Beijing had its own complaints with NATO, rooted in the bombing of the Chinese Embassy in Belgrade, Serbia, during NATO’s war in 1999 to protect a breakaway region, Kosovo. Those suspicions deepened when NATO in 2021 began to describe China as an emerging challenge to the alliance.

As Russian troops massed on Ukraine’s borders, Chinese officials kept repeating their defense of Russia’s security concerns.

They also scoffed at Western intelligence warnings about Russia’s imminent invasion. Washington, not Moscow, was the warmonger, they suggested, pointing to America’s invasion of Iraq in 2003. On Feb. 23, a foreign ministry spokeswoman, Hua Chunying, accused Washington of “manufacturing panic.”

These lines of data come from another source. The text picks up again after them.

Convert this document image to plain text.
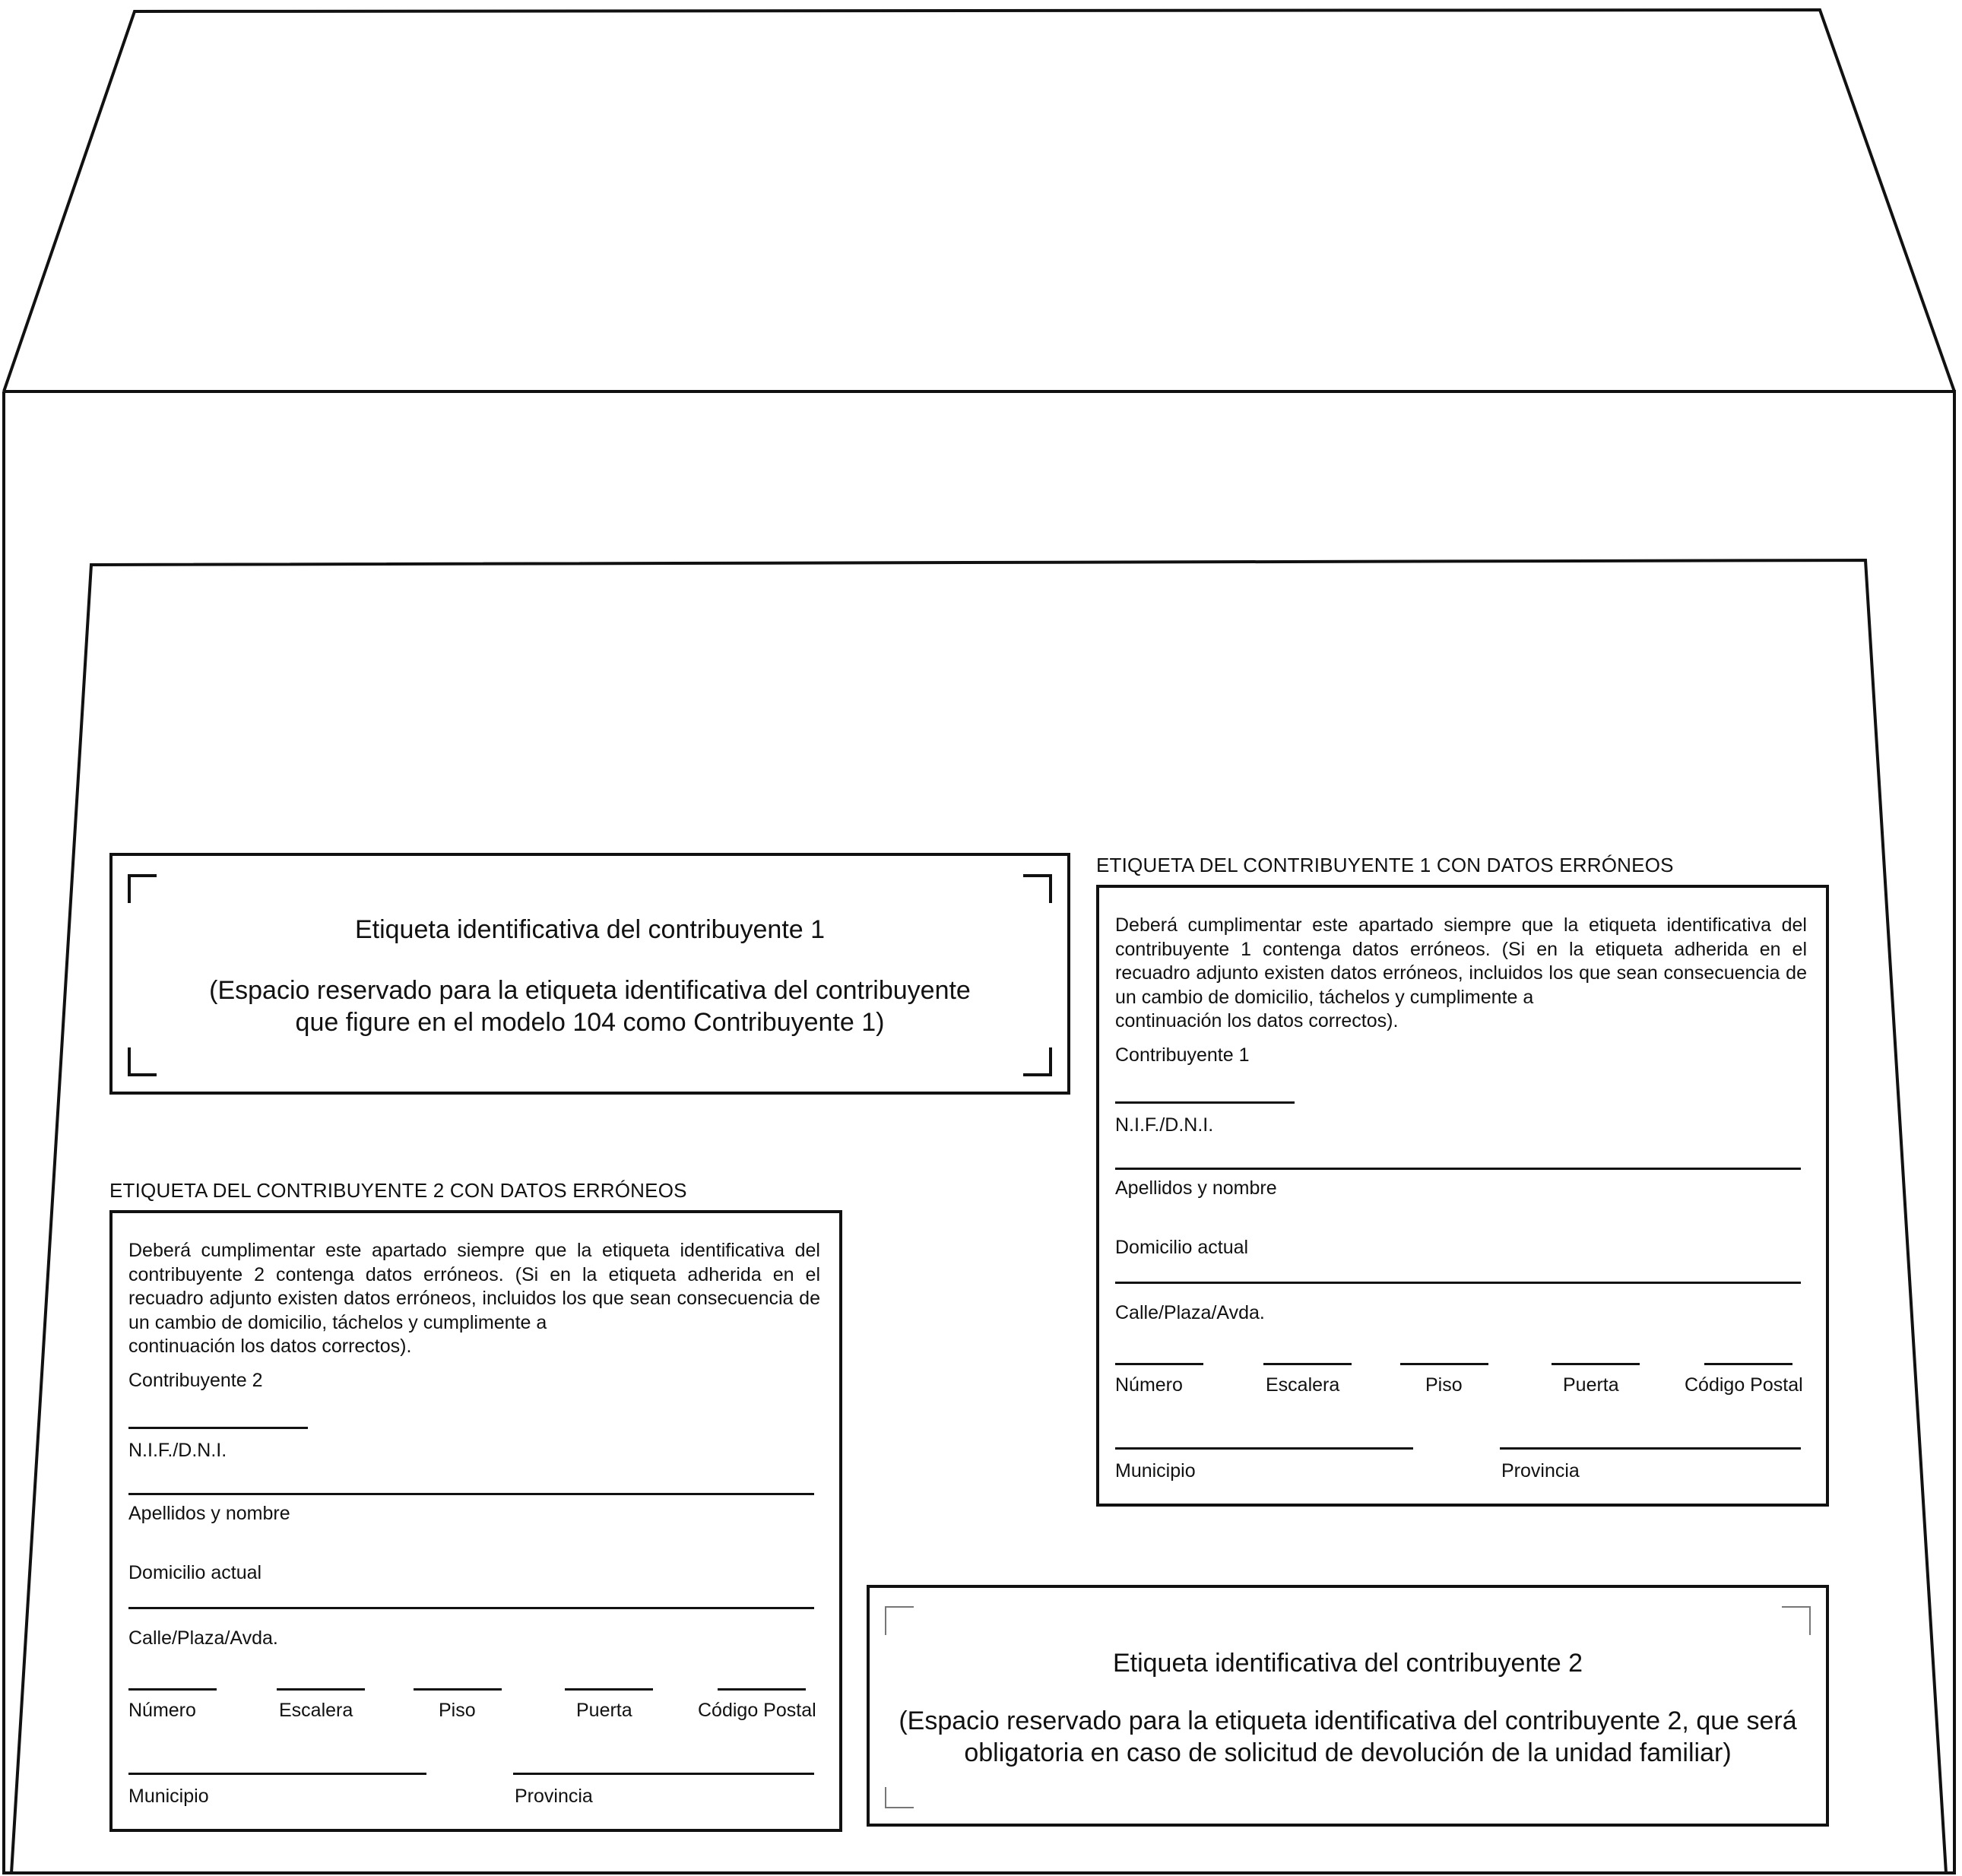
Etiqueta identificativa del contribuyente 1
(Espacio reservado para la etiqueta identificativa del contribuyente
que figure en el modelo 104 como Contribuyente 1)
ETIQUETA DEL CONTRIBUYENTE 1 CON DATOS ERRÓNEOS
Deberá cumplimentar este apartado siempre que la etiqueta identificativa del contribuyente 1 contenga datos erróneos. (Si en la etiqueta adherida en el recuadro adjunto existen datos erróneos, incluidos los que sean consecuencia de un cambio de domicilio, táchelos y cumplimente a
continuación los datos correctos).
Contribuyente 1
N.I.F./D.N.I.
Apellidos y nombre
Domicilio actual
Calle/Plaza/Avda.
Número	Escalera	Piso	Puerta	Código Postal
Municipio	Provincia
ETIQUETA DEL CONTRIBUYENTE 2 CON DATOS ERRÓNEOS
Deberá cumplimentar este apartado siempre que la etiqueta identificativa del contribuyente 2 contenga datos erróneos. (Si en la etiqueta adherida en el recuadro adjunto existen datos erróneos, incluidos los que sean consecuencia de un cambio de domicilio, táchelos y cumplimente a
continuación los datos correctos).
Contribuyente 2
N.I.F./D.N.I.
Apellidos y nombre
Domicilio actual
Calle/Plaza/Avda.
Número	Escalera	Piso	Puerta	Código Postal
Municipio	Provincia
Etiqueta identificativa del contribuyente 2
(Espacio reservado para la etiqueta identificativa del contribuyente 2, que será
obligatoria en caso de solicitud de devolución de la unidad familiar)
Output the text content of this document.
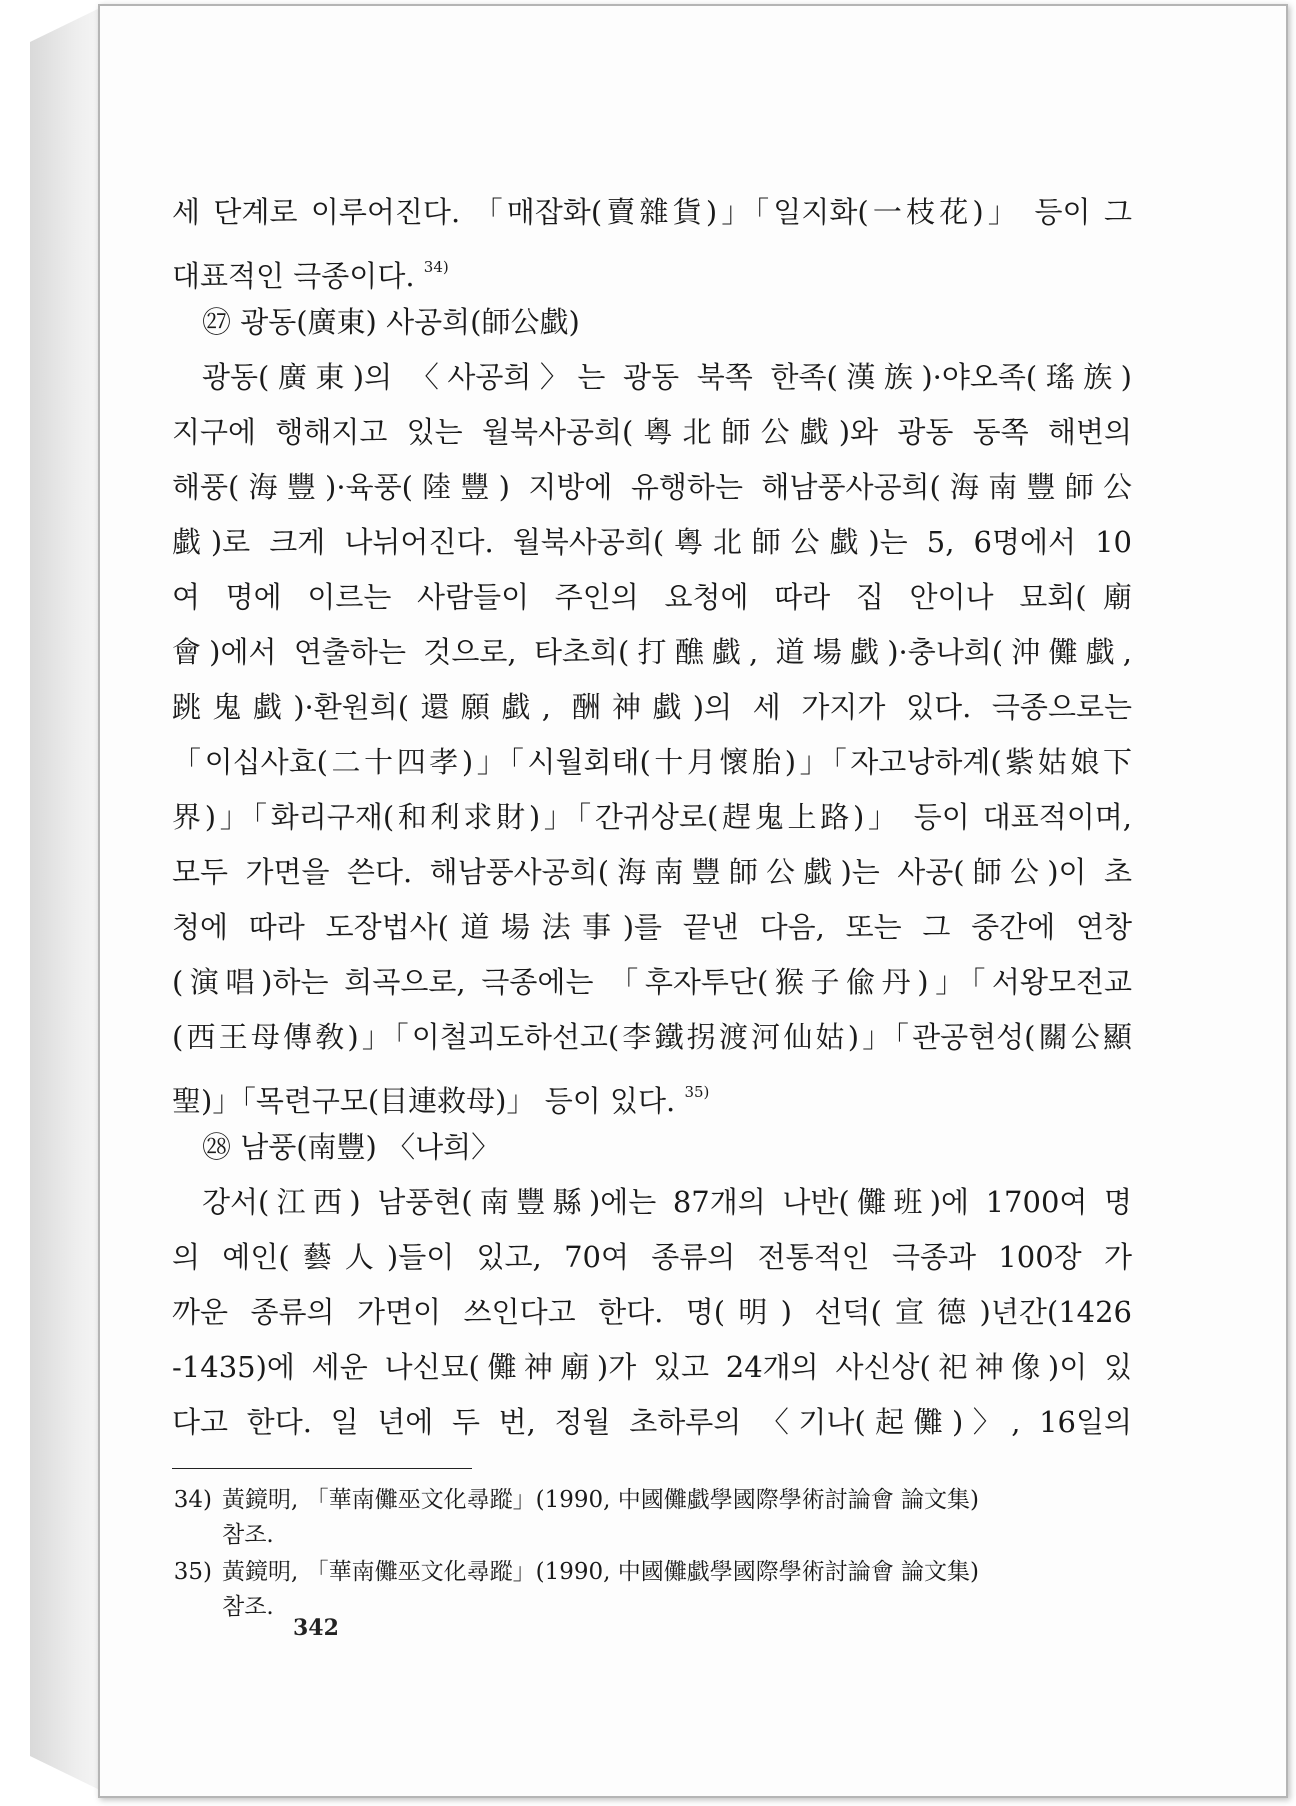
세 단계로 이루어진다. 「매잡화(賣雜貨)」「일지화(一枝花)」 등이 그
대표적인 극종이다. $^{34)}$
㉗ 광동(廣東) 사공희(師公戱)
광동(廣東)의 〈사공희〉는 광동 북쪽 한족(漢族)·야오족(瑤族)
지구에 행해지고 있는 월북사공희(粵北師公戱)와 광동 동쪽 해변의
해풍(海豐)·육풍(陸豐) 지방에 유행하는 해남풍사공희(海南豐師公
戱)로 크게 나뉘어진다. 월북사공희(粵北師公戱)는 5, 6명에서 10
여 명에 이르는 사람들이 주인의 요청에 따라 집 안이나 묘회(廟
會)에서 연출하는 것으로, 타초희(打醮戱, 道場戱)·충나희(沖儺戱,
跳鬼戱)·환원희(還願戱, 酬神戱)의 세 가지가 있다. 극종으로는
「이십사효(二十四孝)」「시월회태(十月懷胎)」「자고낭하계(紫姑娘下
界)」「화리구재(和利求財)」「간귀상로(趕鬼上路)」 등이 대표적이며,
모두 가면을 쓴다. 해남풍사공희(海南豐師公戱)는 사공(師公)이 초
청에 따라 도장법사(道場法事)를 끝낸 다음, 또는 그 중간에 연창
(演唱)하는 희곡으로, 극종에는 「후자투단(猴子偸丹)」「서왕모전교
(西王母傳敎)」「이철괴도하선고(李鐵拐渡河仙姑)」「관공현성(關公顯
聖)」「목련구모(目連救母)」 등이 있다. $^{35)}$
㉘ 남풍(南豐) 〈나희〉
강서(江西) 남풍현(南豐縣)에는 87개의 나반(儺班)에 1700여 명
의 예인(藝人)들이 있고, 70여 종류의 전통적인 극종과 100장 가
까운 종류의 가면이 쓰인다고 한다. 명(明) 선덕(宣德)년간(1426
-1435)에 세운 나신묘(儺神廟)가 있고 24개의 사신상(祀神像)이 있
다고 한다. 일 년에 두 번, 정월 초하루의 〈기나(起儺)〉, 16일의
34) 黃鏡明, 「華南儺巫文化尋蹤」(1990, 中國儺戱學國際學術討論會 論文集)
참조.
35) 黃鏡明, 「華南儺巫文化尋蹤」(1990, 中國儺戱學國際學術討論會 論文集)
참조.
342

The next day, Russian forces struck.

While governments across the world condemned Mr. Putin, Beijing directed its criticism at the United States and its allies. It even avoided calling Mr. Putin’s actions an invasion.

In recent days, though, Beijing’s language has begun to shift, reflecting a desire to avoid standing too close to Mr. Putin.

Chinese officials tweaked their calls to heed Russia’s security, stressing that “any country’s legitimate security concerns should be respected.” They still did not use the word “invasion,” but have acknowledged a “conflict between Ukraine and Russia.”

China has also sought to position itself as a potential mediator, though so far only in vague terms. Mr. Wang, the Chinese foreign minister, told reporters on Monday that Beijing was willing to “play a constructive role” in bringing about peace talks.

China’s efforts to distance itself from Russia have come too late, said Mr. Gerasymchuk, the analyst in Kyiv. He said China would wait to see who prevailed in the war and seek to improve relations with the winner.

“Many decision makers in China began to perceive relations in black and white: either you are a Chinese ally or an American one,” said Mr. Gerasymchuk, who has been spending nights in a bomb shelter. “They still want to remain sort of neutral, but they bitterly failed.”

Liu Yi and Claire Fu contributed research.